Solved – How to use a correlation matrix in Big Data

correlationlarge datamulticollinearityr

I'm fairly new to Big Data and have been reading the book 'Applied Predictive Modeling' by Max Kuhn, Kjell Johnson. I'm trying to understand how to use the correlation matrix in the context of big data.

This is an example of a correlation matrix that one can generate in R:

https://cran.r-project.org/web/packages/corrplot/vignettes/corrplot-intro.html

enter image description here

In big data, the datasets are huge with hundreds of predictor variables so expect this square to also be huge.

I understand that to prevent multicollinearity, one should not take a extreme blue or the extreme red pair of predictor variables as they are correlated and this could affect the results coming out of your predictive model. Instead, you should pick pairs of variables with low correlation, like qsec and drat with a correlation of 0.09.

However, is even generating this matrix even relevant in the big data context as per my understanding, most predictive models have feature selection in place so the correlated values should be filtered out by the predictive model already saving us from doing so manually?
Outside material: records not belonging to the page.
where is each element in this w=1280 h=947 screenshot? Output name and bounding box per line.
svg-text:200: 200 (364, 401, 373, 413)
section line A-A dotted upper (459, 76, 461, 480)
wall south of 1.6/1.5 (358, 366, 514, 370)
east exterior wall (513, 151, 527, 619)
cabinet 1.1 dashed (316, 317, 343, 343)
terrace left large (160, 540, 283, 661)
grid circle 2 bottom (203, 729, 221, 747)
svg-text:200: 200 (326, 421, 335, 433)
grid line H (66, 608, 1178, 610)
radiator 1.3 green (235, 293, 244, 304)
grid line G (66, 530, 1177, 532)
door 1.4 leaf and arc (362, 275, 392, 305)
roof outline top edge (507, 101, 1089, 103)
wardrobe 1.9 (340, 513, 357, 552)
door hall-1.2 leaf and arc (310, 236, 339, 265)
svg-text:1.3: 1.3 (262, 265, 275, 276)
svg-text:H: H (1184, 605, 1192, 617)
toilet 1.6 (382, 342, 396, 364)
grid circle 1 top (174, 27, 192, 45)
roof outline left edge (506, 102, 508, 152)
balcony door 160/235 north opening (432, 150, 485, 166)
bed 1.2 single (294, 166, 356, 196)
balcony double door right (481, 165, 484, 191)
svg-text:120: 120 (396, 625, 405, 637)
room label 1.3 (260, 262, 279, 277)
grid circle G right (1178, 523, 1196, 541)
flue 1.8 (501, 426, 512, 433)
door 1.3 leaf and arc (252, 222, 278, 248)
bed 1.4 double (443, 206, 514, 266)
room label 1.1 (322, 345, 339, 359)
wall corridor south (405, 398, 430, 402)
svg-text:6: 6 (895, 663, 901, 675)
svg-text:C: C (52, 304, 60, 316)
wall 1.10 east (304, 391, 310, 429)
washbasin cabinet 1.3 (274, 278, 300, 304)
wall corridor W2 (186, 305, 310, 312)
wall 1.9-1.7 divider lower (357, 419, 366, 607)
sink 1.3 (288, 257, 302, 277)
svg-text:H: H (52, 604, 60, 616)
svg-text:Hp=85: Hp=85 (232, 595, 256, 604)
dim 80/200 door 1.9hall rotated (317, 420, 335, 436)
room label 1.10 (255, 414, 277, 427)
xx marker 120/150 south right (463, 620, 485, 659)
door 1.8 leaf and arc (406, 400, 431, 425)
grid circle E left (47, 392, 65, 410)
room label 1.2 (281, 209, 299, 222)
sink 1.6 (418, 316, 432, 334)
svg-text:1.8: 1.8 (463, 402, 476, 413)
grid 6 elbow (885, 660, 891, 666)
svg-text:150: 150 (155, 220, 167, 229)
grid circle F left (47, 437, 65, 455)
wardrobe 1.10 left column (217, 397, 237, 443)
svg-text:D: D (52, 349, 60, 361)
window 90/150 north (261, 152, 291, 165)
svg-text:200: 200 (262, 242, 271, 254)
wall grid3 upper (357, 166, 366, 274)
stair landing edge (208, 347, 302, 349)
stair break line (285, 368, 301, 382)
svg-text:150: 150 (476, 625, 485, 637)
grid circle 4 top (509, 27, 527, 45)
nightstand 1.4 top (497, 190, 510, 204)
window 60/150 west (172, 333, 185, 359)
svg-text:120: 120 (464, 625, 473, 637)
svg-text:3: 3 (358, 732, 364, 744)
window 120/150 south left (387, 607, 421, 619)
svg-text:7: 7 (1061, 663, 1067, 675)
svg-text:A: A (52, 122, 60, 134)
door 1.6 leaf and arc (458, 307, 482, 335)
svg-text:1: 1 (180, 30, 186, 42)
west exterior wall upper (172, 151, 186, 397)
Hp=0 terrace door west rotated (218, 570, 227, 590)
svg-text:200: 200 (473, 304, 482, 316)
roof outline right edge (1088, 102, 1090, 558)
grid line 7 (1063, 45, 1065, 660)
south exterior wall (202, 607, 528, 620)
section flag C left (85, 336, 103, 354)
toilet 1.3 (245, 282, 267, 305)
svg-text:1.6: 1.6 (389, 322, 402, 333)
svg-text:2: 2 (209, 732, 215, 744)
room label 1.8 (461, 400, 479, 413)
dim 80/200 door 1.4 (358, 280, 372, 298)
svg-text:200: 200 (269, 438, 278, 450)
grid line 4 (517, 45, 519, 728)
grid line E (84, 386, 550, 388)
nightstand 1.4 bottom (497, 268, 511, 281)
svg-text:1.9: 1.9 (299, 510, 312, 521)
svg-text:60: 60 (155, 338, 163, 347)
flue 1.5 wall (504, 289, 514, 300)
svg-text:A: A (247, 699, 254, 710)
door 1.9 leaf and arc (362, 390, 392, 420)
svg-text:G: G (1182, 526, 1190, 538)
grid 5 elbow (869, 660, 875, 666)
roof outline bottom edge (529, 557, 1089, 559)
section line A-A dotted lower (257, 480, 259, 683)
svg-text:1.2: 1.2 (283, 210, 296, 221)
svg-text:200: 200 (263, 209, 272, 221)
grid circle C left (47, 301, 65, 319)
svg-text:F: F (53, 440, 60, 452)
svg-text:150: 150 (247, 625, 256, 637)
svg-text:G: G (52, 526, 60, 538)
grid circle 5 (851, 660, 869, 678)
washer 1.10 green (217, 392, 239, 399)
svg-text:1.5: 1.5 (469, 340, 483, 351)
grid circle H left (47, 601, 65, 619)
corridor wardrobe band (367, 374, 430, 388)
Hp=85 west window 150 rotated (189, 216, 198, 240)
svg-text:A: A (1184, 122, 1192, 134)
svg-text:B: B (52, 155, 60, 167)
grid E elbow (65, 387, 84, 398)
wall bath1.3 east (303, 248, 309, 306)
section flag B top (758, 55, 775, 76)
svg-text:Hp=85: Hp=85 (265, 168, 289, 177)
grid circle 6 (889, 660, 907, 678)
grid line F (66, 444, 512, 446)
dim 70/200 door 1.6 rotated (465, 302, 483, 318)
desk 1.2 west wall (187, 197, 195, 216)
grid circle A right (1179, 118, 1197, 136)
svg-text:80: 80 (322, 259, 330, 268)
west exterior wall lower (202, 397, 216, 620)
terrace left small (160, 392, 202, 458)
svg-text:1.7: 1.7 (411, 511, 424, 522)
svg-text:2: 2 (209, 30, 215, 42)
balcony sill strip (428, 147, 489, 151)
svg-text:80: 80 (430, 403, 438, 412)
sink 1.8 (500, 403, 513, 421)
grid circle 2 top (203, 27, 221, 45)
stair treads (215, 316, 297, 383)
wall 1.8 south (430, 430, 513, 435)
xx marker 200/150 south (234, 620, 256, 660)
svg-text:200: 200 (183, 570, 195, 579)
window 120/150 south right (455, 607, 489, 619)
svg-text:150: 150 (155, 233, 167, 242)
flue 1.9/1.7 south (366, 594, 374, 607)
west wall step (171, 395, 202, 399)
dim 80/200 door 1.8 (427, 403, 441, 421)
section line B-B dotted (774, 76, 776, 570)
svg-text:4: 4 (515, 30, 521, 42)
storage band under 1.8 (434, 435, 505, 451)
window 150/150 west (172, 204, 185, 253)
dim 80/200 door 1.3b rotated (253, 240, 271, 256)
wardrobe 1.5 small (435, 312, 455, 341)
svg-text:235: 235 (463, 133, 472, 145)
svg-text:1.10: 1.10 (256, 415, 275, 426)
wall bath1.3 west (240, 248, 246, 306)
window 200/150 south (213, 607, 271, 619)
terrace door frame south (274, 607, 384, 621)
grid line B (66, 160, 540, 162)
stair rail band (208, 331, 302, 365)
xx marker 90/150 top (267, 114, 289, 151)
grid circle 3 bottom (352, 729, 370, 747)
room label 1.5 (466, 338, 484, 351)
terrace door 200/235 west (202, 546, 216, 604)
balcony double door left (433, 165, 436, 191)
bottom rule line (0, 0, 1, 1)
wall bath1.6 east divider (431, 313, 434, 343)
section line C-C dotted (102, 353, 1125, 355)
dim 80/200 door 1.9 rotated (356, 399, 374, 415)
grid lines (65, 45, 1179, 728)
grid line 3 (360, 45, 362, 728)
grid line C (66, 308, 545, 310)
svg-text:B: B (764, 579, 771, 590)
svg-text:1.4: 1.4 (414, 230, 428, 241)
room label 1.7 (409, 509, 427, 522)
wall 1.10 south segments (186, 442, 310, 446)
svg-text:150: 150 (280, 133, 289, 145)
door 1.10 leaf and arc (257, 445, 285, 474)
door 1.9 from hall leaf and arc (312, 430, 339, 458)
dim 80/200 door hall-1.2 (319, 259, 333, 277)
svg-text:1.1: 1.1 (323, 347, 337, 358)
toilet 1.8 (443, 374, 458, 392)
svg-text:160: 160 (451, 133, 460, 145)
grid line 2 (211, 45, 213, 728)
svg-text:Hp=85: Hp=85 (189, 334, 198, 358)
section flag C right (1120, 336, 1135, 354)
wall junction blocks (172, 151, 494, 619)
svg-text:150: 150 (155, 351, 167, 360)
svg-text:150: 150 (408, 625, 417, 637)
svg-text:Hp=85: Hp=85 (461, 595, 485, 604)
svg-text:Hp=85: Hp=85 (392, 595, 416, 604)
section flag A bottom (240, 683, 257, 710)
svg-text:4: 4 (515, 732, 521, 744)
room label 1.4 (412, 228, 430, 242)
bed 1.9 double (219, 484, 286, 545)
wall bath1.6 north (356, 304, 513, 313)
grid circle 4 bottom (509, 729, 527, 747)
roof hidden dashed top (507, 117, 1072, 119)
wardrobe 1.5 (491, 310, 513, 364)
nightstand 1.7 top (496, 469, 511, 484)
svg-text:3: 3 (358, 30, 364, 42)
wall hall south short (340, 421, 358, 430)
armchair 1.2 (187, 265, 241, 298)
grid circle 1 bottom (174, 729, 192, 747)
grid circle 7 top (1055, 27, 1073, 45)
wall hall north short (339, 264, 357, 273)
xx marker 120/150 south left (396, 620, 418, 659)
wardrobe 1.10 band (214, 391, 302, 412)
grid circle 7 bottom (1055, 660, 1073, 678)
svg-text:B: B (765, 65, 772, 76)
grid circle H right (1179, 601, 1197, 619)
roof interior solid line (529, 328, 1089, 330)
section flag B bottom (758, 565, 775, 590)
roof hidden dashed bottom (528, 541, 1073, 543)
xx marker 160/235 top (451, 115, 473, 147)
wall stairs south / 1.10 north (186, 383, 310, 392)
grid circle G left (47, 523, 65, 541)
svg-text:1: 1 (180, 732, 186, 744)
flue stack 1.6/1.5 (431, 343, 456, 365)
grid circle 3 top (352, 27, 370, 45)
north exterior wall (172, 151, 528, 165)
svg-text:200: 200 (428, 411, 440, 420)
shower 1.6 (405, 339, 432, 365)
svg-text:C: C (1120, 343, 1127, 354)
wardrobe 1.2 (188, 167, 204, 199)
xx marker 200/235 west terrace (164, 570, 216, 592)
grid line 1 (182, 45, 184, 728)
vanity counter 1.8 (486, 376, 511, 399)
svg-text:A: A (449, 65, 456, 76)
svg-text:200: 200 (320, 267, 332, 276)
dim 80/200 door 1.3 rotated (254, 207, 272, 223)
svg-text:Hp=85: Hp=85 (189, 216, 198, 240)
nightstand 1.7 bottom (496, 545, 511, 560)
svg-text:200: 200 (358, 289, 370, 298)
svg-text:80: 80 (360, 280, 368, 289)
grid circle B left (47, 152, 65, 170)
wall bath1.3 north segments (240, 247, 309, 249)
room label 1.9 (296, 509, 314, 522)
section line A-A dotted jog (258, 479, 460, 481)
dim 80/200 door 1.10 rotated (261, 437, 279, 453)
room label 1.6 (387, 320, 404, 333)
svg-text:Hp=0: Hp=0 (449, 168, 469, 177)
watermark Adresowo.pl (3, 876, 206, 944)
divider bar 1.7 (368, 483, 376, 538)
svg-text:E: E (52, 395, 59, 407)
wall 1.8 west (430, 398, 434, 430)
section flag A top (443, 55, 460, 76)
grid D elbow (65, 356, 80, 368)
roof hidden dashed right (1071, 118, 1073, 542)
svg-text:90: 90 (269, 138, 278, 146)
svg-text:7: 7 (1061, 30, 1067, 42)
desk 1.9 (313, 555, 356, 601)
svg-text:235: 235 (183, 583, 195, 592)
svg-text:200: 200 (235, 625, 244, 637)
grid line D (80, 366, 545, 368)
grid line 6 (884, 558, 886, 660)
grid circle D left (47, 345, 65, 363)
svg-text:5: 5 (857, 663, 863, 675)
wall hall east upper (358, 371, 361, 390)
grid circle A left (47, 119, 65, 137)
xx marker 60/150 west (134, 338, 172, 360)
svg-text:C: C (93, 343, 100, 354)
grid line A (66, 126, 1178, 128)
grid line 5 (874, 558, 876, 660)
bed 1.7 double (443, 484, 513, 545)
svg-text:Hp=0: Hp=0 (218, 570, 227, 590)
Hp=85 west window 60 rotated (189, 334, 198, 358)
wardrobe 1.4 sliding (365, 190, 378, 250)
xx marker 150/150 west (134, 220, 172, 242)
I can see the relevance of the correlation matrix for a small linear regression model if you want to see whether something is correlated or not so you make a decision on whether to take out the variable of the model or not, but I just cannot seem to wrap my head around the relevance of this matrix in the Big Data context.

Best Answer

The sensitivity of your model to highly correlated values will depend on the model selection. Random forest models handle correlated variables pretty well, but that doesn't mean you are really benefiting from having them there.

A random forest model may pick any one of the correlated variables as a predictor without a substantial preference of one over the other. Once one is used, the importance of the other correlated variables goes down. This could affect your interpretation of the data later on if you aren't aware of the other correlations. You could incorrectly assume one of the correlated variables is more important than the other for the model.

The correlation matrix is useful for exploratory data analysis. Once you decide what kind of model you want to build, you can decide whether filtering highly correlated variables is appropriate for the situation. The caret package in R has nice,simple tools for data pre-processing.